我狐疑的探出手臂搭向女人的肩膀,软绵绵的似乎没有力气,像任由我摆布一样,没想到她到这地步了仍然无动于衷!掌心感知到的温度反馈到大脑,我惊疑不定的道:“凉的……”
“啥凉的?”老雕有些莫名其妙。
我拧紧眉头道:“人……人是凉的,她死了,难怪没反应。”
“啊!”
老雕惊呼的跳出两米远,他不知所措的望着我道:“凌部长,现在咱们该怎么办?”
我冷静的缩回了手,胸底贴近墙壁,我隔着窗台把脑袋探入房间,低头一瞧。地上有台连着电源的笔记本电脑。接了个小音响,屏幕中的音乐播放器列表内仅有一段音频,似乎挺老长的。
“雕兄。”
手在口袋掏出车钥匙,我冲他吩咐的道:“你到我车的后备箱,有只小袋子,里边装了应急的物品,你取一些证物袋和两副手套回来。

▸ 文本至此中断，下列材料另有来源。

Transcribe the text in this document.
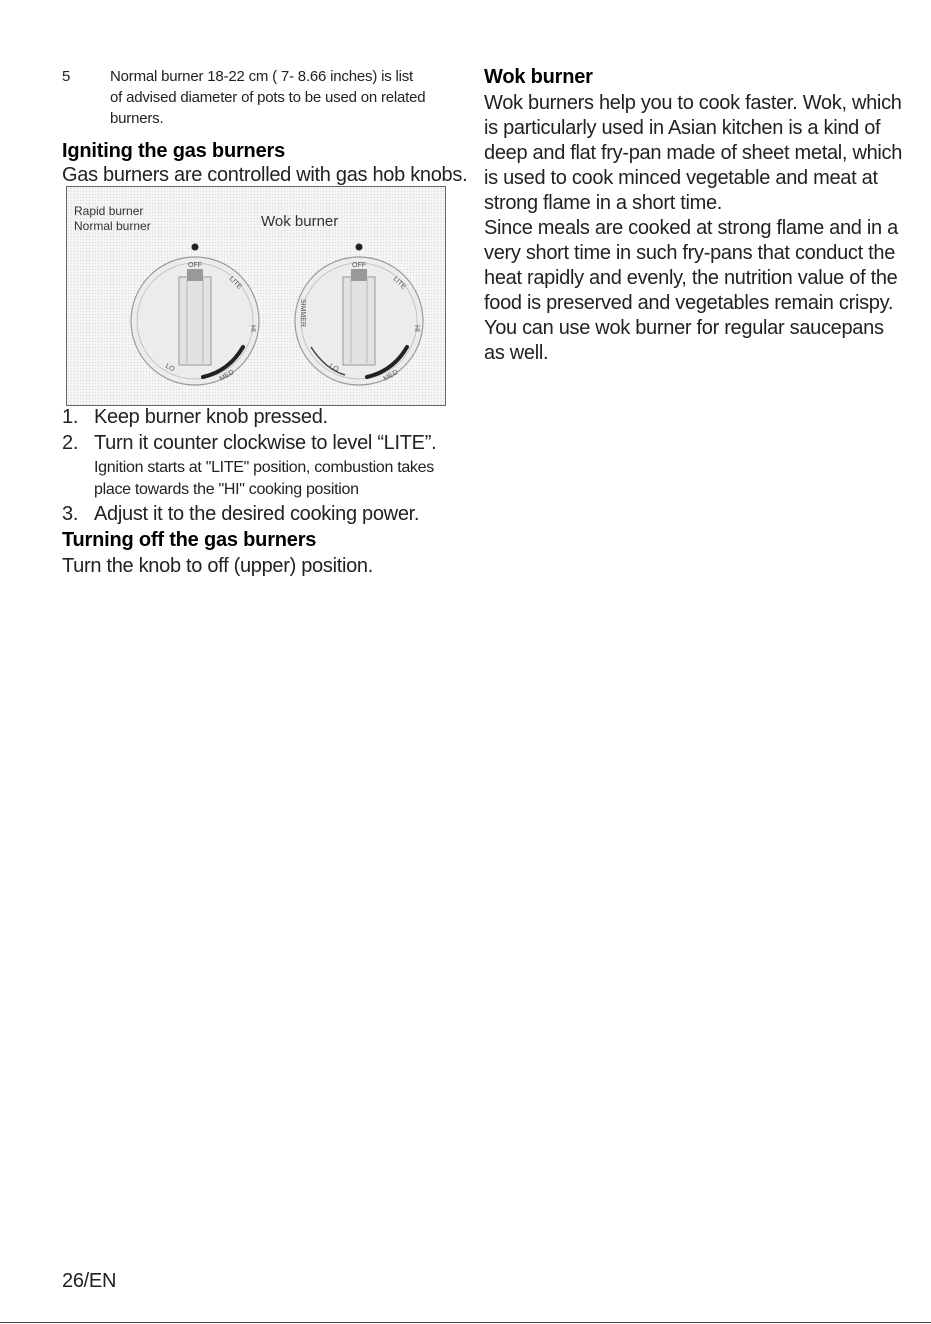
5	Normal burner 18-22 cm ( 7- 8.66 inches) is list
of advised diameter of pots to be used on related
burners.
Igniting the gas burners
Gas burners are controlled with gas hob knobs.
Rapid burner
Normal burner	Wok burner
OFF
LITE
HI
MED
LO
OFF
LITE
HI
MED
LO
SIMMER
1. Keep burner knob pressed.
2. Turn it counter clockwise to level “LITE”.
Ignition starts at "LITE" position, combustion takes
place towards the "HI" cooking position
3. Adjust it to the desired cooking power.
Turning off the gas burners
Turn the knob to off (upper) position.
Wok burner
Wok burners help you to cook faster. Wok, which
is particularly used in Asian kitchen is a kind of
deep and flat fry-pan made of sheet metal, which
is used to cook minced vegetable and meat at
strong flame in a short time.
Since meals are cooked at strong flame and in a
very short time in such fry-pans that conduct the
heat rapidly and evenly, the nutrition value of the
food is preserved and vegetables remain crispy.
You can use wok burner for regular saucepans
as well.
26/EN
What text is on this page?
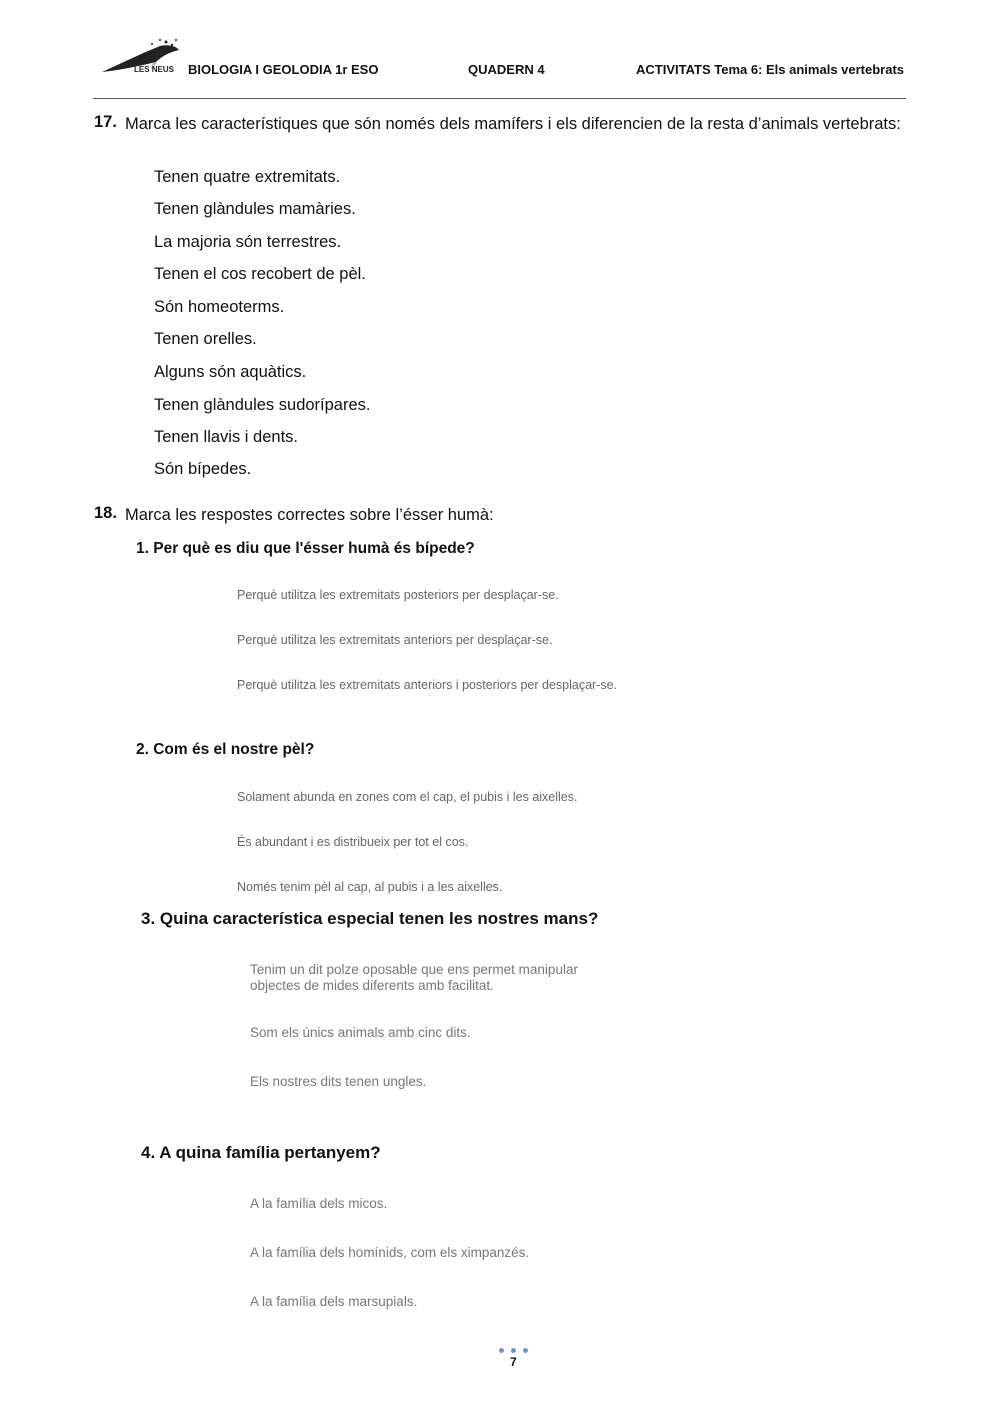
COL·LEGI
LES NEUS BIOLOGIA I GEOLODIA 1r ESO	QUADERN 4	ACTIVITATS Tema 6: Els animals vertebrats
17. Marca les característiques que són només dels mamífers i els diferencien de la resta d’animals vertebrats:
Tenen quatre extremitats.
Tenen glàndules mamàries.
La majoria són terrestres.
Tenen el cos recobert de pèl.
Són homeoterms.
Tenen orelles.
Alguns són aquàtics.
Tenen glàndules sudorípares.
Tenen llavis i dents.
Són bípedes.
18. Marca les respostes correctes sobre l’ésser humà:
1. Per què es diu que l'ésser humà és bípede?
Perquè utilitza les extremitats posteriors per desplaçar-se.
Perquè utilitza les extremitats anteriors per desplaçar-se.
Perquè utilitza les extremitats anteriors i posteriors per desplaçar-se.
2. Com és el nostre pèl?
Solament abunda en zones com el cap, el pubis i les aixelles.
És abundant i es distribueix per tot el cos.
Només tenim pèl al cap, al pubis i a les aixelles.
3. Quina característica especial tenen les nostres mans?
Tenim un dit polze oposable que ens permet manipular objectes de mides diferents amb facilitat.
Som els únics animals amb cinc dits.
Els nostres dits tenen ungles.
4. A quina família pertanyem?
A la família dels micos.
A la família dels homínids, com els ximpanzés.
A la família dels marsupials.
7
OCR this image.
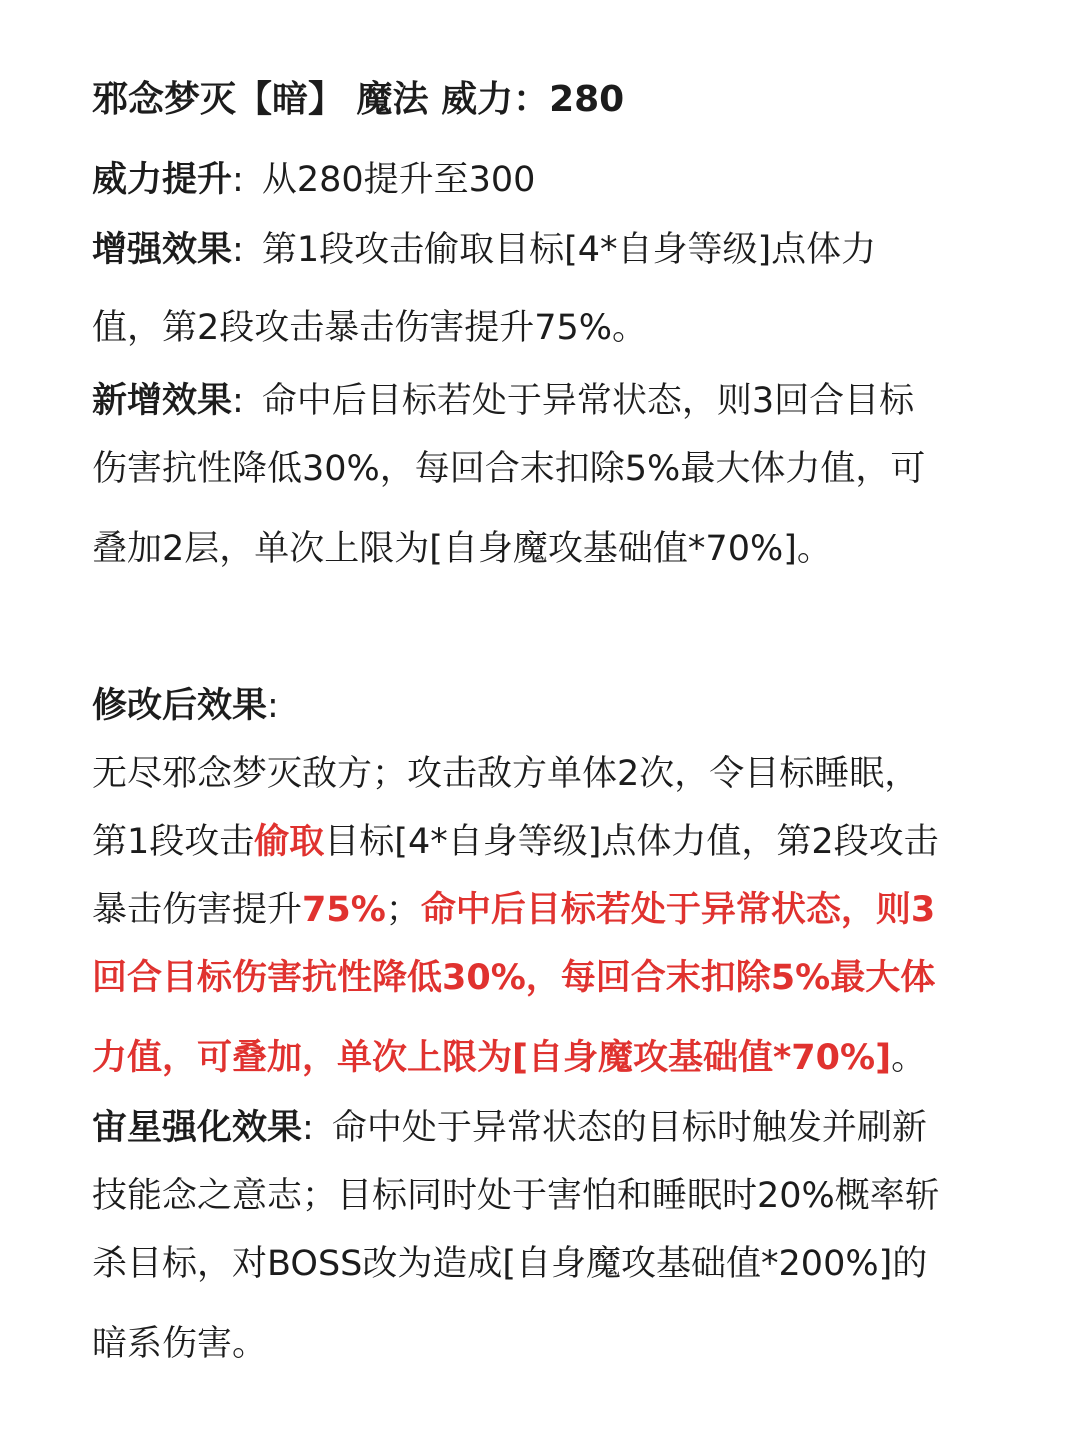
邪念梦灭【暗】 魔法 威力：280

威力提升: 从280提升至300

增强效果: 第1段攻击偷取目标[4*自身等级]点体力

值，第2段攻击暴击伤害提升75%。

新增效果: 命中后目标若处于异常状态，则3回合目标

伤害抗性降低30%，每回合末扣除5%最大体力值，可

叠加2层，单次上限为[自身魔攻基础值*70%]。

修改后效果:

无尽邪念梦灭敌方；攻击敌方单体2次，令目标睡眠，

第1段攻击偷取目标[4*自身等级]点体力值，第2段攻击

暴击伤害提升75%；命中后目标若处于异常状态，则3

回合目标伤害抗性降低30%，每回合末扣除5%最大体

力值，可叠加，单次上限为[自身魔攻基础值*70%]。

宙星强化效果: 命中处于异常状态的目标时触发并刷新

技能念之意志；目标同时处于害怕和睡眠时20%概率斩

杀目标，对BOSS改为造成[自身魔攻基础值*200%]的

暗系伤害。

”
“好的。”
老雕接过车钥匙,快步冲向大门,他垫着袖子拆掉了门闩,身形消失于夜幕。
我敲了敲脑门,重新望向屏幕中的播放器,进度大约在三分之一的位置。换句话说。女人的哭声播放很久了,四周为何没人感知到?纵巨坑技。
现场没有一丝血迹,奈何我脖子不够长,看不见女人正面的情况。
我思来想去,不行,得先到邻居家问清楚。我手握紧了枪,警惕的离开了顾正信家,这是为了防止杀人凶手躲在案发现场没走,趁我不注意突然释放杀招,毕竟以前吃过几次亏,所以小心点好。
哭泣的声音依然环绕在耳畔,听得我都心烦了。紧接着,我敲响了隔壁(130号)的大门,无人响应。我不死心的敲遍了能听见哭声范围内的所有院子,竟然没一家有人来给开门的,站在一些院门前扒门缝瞅不见有任何灯光的存在,这莫非是条鬼巷子?
我打了个哆嗦,背脊发寒,决定先返回顾正信家。
这时,一只强劲有力的大手拍在我肩头,试想这鬼巷子已经够悚然的了,背后再多一只手拍住你是何感觉?我一时情急,差点暴跳冲上天,我反手扣住对方手腕,灵活的转身,右手控制着枪口瞄准背后的人!
老雕那熟悉的腔调响起,“凌部长,手下留情啊!”
“嗯?雕兄?”我胸口的石头落了地,收好枪道:“此地怪的很,你扮鬼吓唬我干毛,万一吓死了我咋办?”
老雕把手套、口罩、证物袋塞入我手间,他无辜的道:“我以为你方才侧身时看见我了呢。”
就地将其戴好,身边有个伴儿感觉就是不同,起码安心多了。我深呼了口气道:“雕兄,这条巷子挺诡异的。”
“哪儿诡异了?”老雕迷惑的道。
我摊了摊手道:“敲了一路的院门,没一家有人或者亮灯的。”
“这个嘛……没准是这条巷子的住户们常年在外打工。”老雕与我并肩而行,他猜测的道:“就逢年过节才回家,冷清的巷子唯有那时最热闹。所以不奇怪,很多乡镇的房子,一空就空个一年。”